Svetlanov is also a serious and passionate fisherman. His will to excel, like in music, pushes him to row dozens of kilometres (he is no fan of motorboats!) and dedicate his free time to this hobby that is so closely tied to nature. That is why Svetlanov and his wife Nina will never be seen on the overcrowded beaches of fashionable seaside resorts. They spend their holidays in the middle of nowhere, on lakesides in Karelia, in northern Russia, where practical, everyday problems do not disturb this couple, which is fully accustomed to international comfort. In Karelia, they live without a telephone or car: pure air, smooth, vast watery expanses, unspoiled forests and a solitary encounter with nature are a perfect setting for Svetlanov and his music brought from Moscow…

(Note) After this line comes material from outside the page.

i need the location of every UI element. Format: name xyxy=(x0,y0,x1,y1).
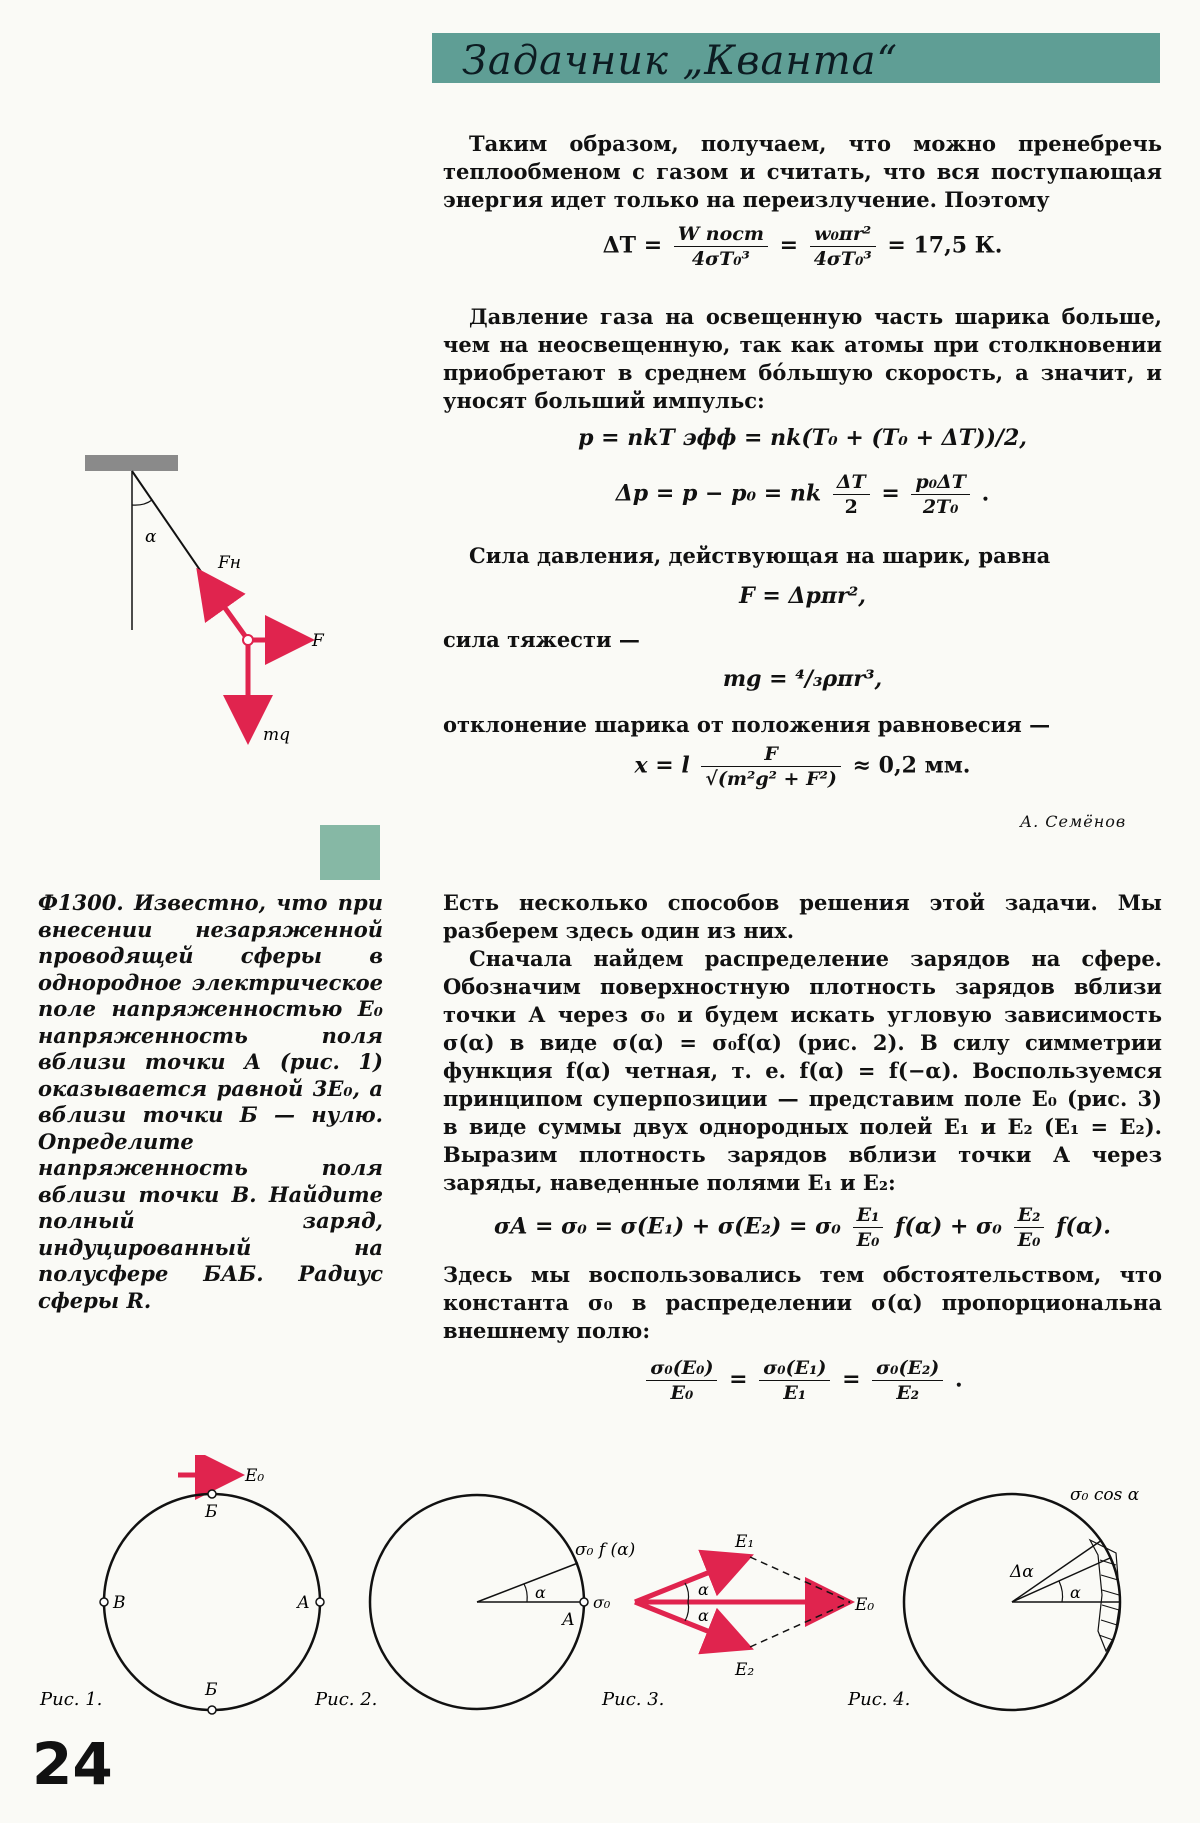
paragraph-4: сила тяжести — xyxy=(443,627,640,652)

His favourite contemporary writers? Their names reveal his tastes and his interests: Aitmatov, Rasputin, Astafiev… Music today, a recent work by Svetlanov in which deep reflections on nature and the artistic calling are followed by spontaneous reactions from his impassioned heart, offers another angle to the portrait of this artist.
Next September, Evgeny Svetlanov will be sixty. Again, we will find him as he always is, never doing anything in half-measures, “no favours for oneself or the orchestra”. The audience must patiently await the maestro’s next feat. Neither the fulsome praise of international critics nor honorary titles and other prizes, such as the “Hero of Socialist Labour”, the Lenin Prize, the USSR People’s Artist Prize, will change him. His thirst for creation and his eternal aspiration for perfection forever remain intact.